A handful of distributors are seeing a rising tide of wealthy-client assets going into individual retirement accounts.
A handful of distributors are seeing a rising tide of wealthy-client assets going into individual retirement accounts.
The proportion of wealthy investors' total assets in IRAs climbed during 2009. IRAs now account for 31% of the total assets of affluent investors, according to data supplied by Cogent Research LLC. In 2006, they made up just 26% of wealthy investors' total assets.
Cogent also found that over the last year, firms raised the proportion of primary client assets held in IRAs by an average of 15%. What's more, seven firms managed to raise the average proportion of primary client assets in IRAs by at least 20%.
That group includes Fidelity Investments, ING Groep NV, Merrill Lynch & Co. Inc., Raymond James Financial Inc., USAA Investment Management Co., The Vanguard Group Inc. and Wells Fargo Advisors.
Of that bunch, ING appears to be making up considerable ground in the rollover wars. The company reported the largest percentage increase in primary client assets going into IRAs, with a gain of 37.4%.
Even with that gain, ING still holds only about 28% of the firm's primary client assets in IRAs.
According to Cogent, nine companies hold one-third or more of their individual primary clients' assets within IRA accounts: Ameriprise Financial Inc., Charles Schwab & Co. Inc., Edward Jones, Fidelity, LPL Financial, Merrill Lynch, Raymond James, UBS AG and Vanguard.
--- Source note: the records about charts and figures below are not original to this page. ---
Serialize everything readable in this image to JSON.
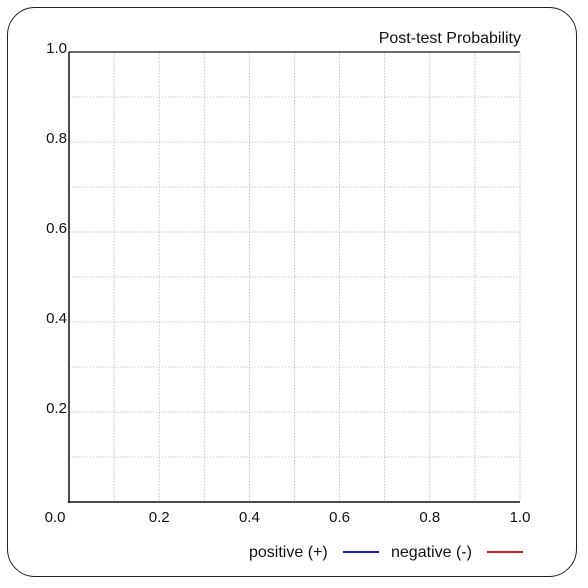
{
  "chart_data": {
    "type": "line",
    "title": "Post-test Probability",
    "xlabel": "",
    "ylabel": "",
    "xlim": [
      0,
      1
    ],
    "ylim": [
      0,
      1
    ],
    "grid": true,
    "grid_step": 0.1,
    "x_ticks": [
      "0.0",
      "0.2",
      "0.4",
      "0.6",
      "0.8",
      "1.0"
    ],
    "x_tick_values": [
      0,
      0.2,
      0.4,
      0.6,
      0.8,
      1.0
    ],
    "y_ticks": [
      "0.2",
      "0.4",
      "0.6",
      "0.8",
      "1.0"
    ],
    "y_tick_values": [
      0.2,
      0.4,
      0.6,
      0.8,
      1.0
    ],
    "legend_position": "bottom-right",
    "series": [
      {
        "name": "positive (+)",
        "color": "#1a1adf",
        "x": [],
        "y": []
      },
      {
        "name": "negative (-)",
        "color": "#df1a1a",
        "x": [],
        "y": []
      }
    ]
  }
}
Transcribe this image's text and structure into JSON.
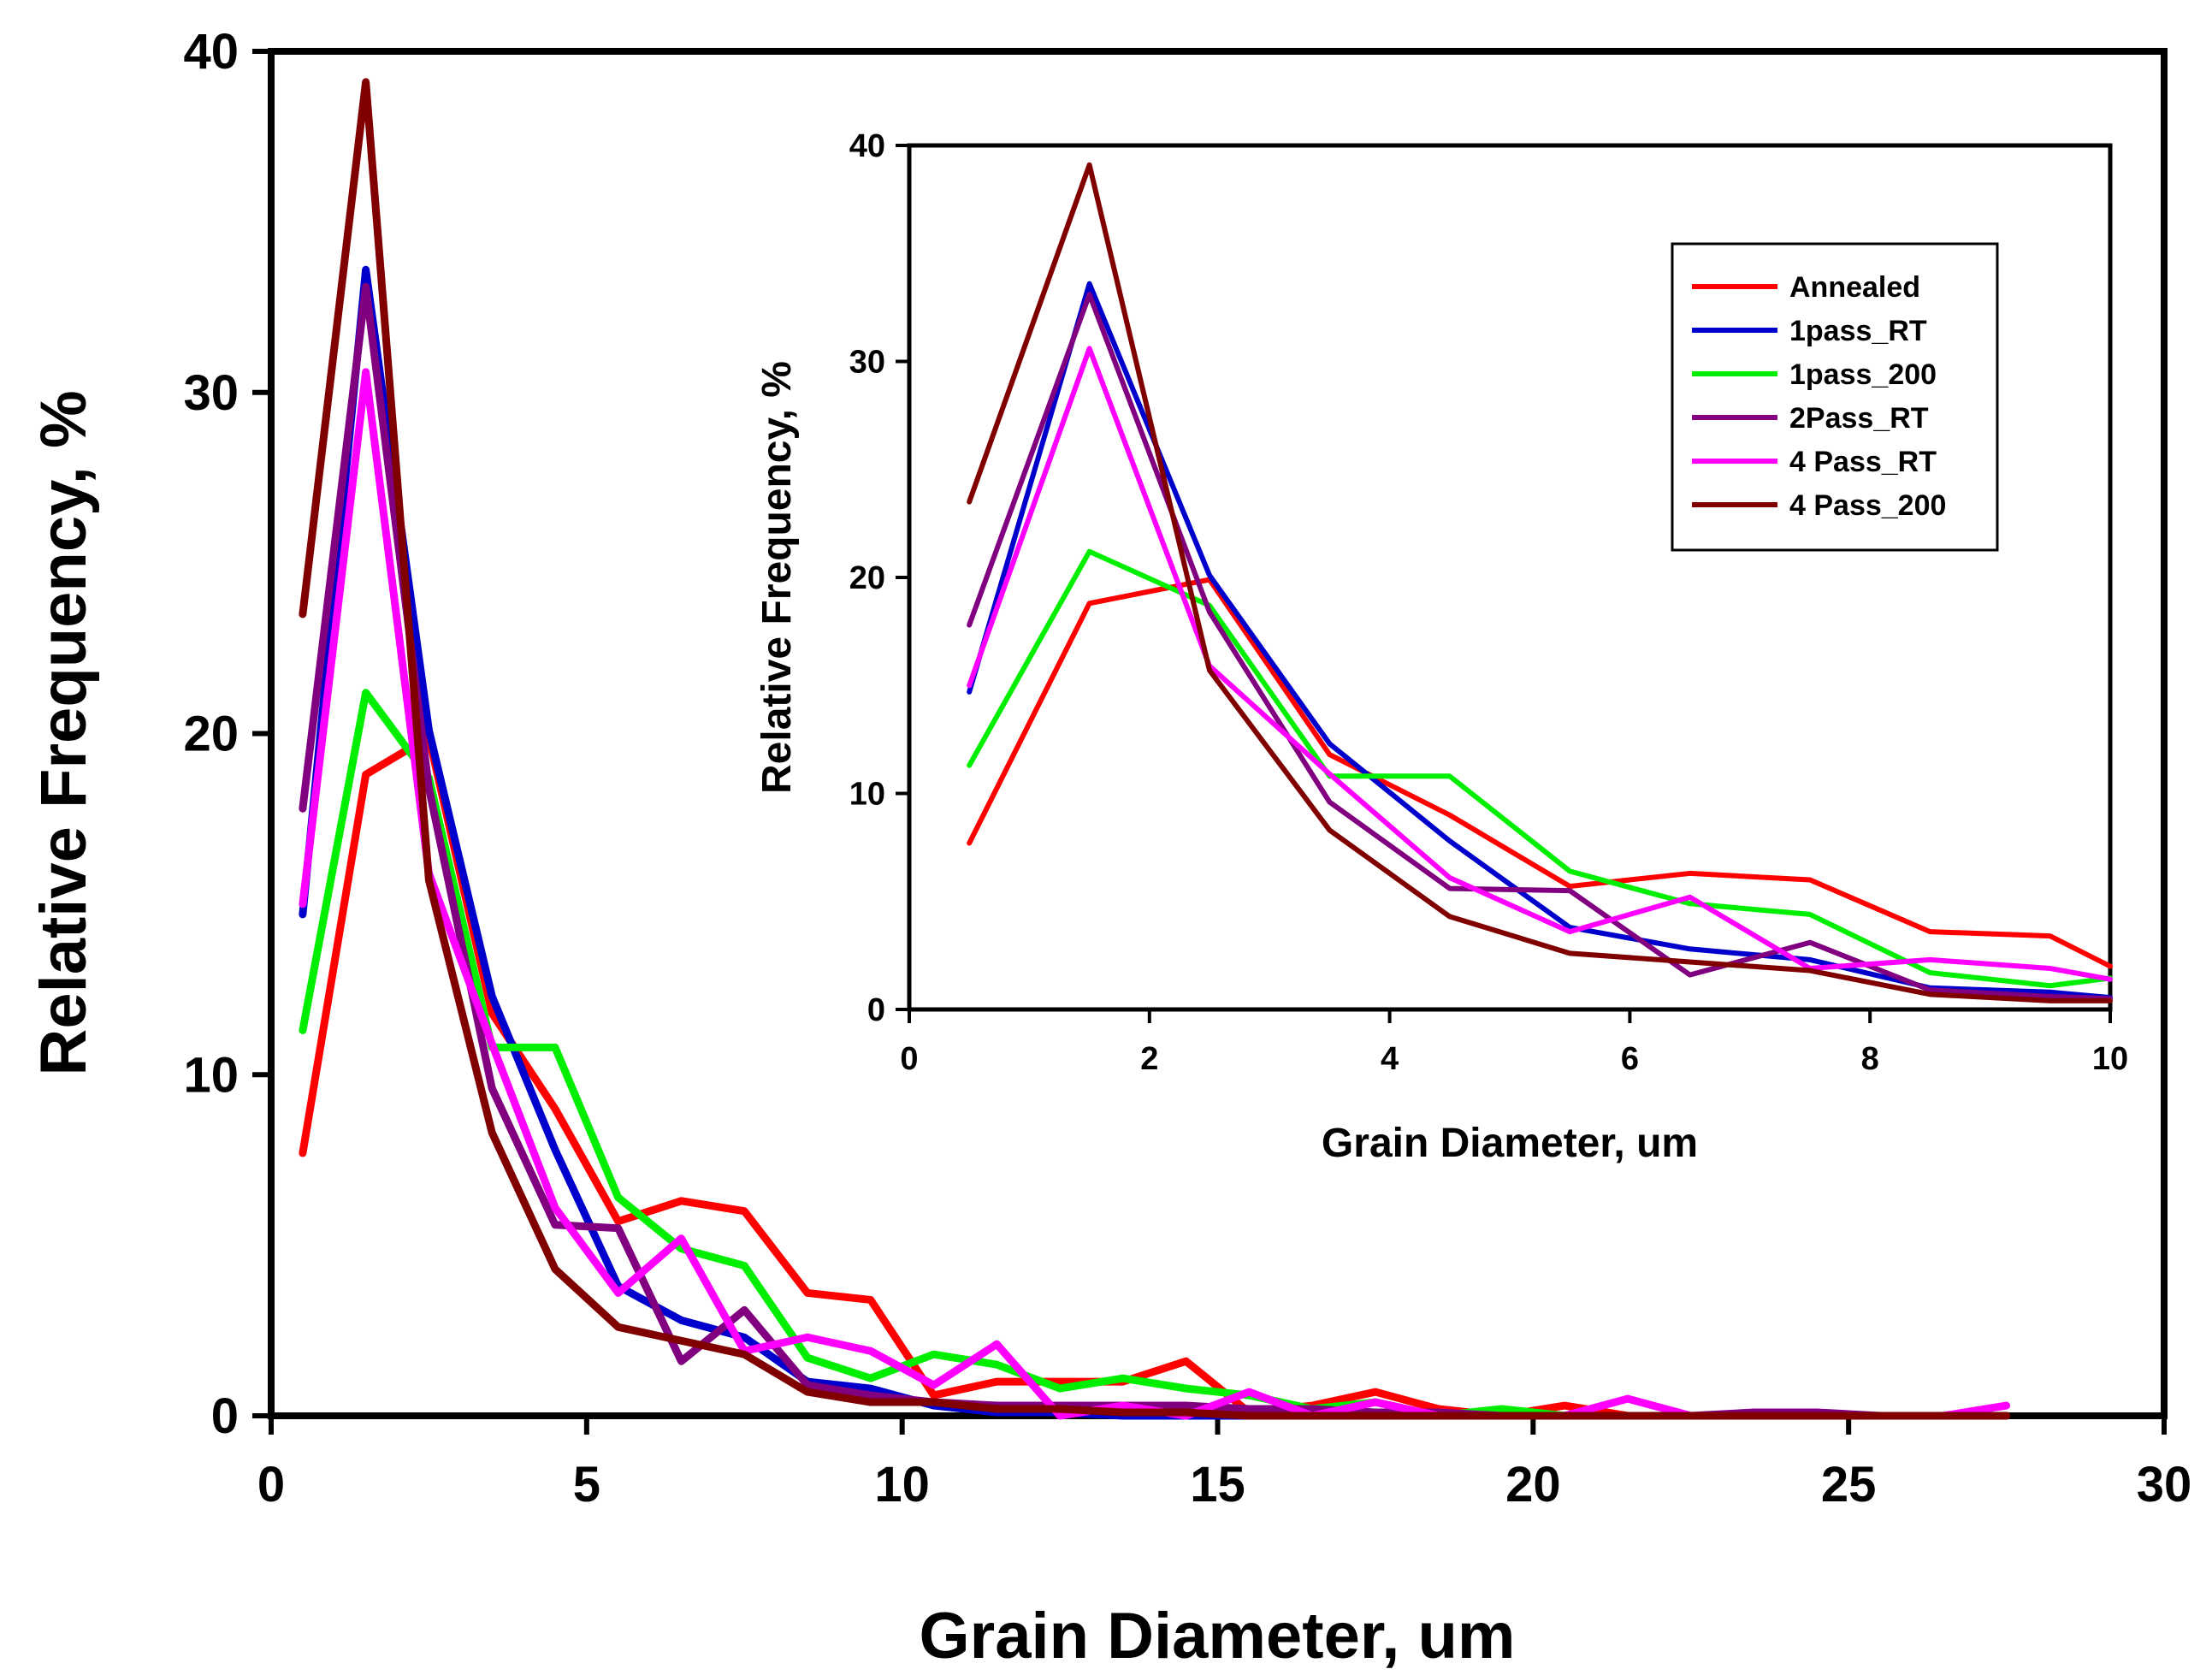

Vanguard and Fidelity are at the top of the pile in terms of asset retention — that is, participants who have a retirement plan with one distributor who is likely to enter a rollover IRA with that firm. “Vanguard and Fidelity have a built-in advantage because their market penetration is so large,” Meredith Lloyd Rice, senior research director at Cogent Research, said.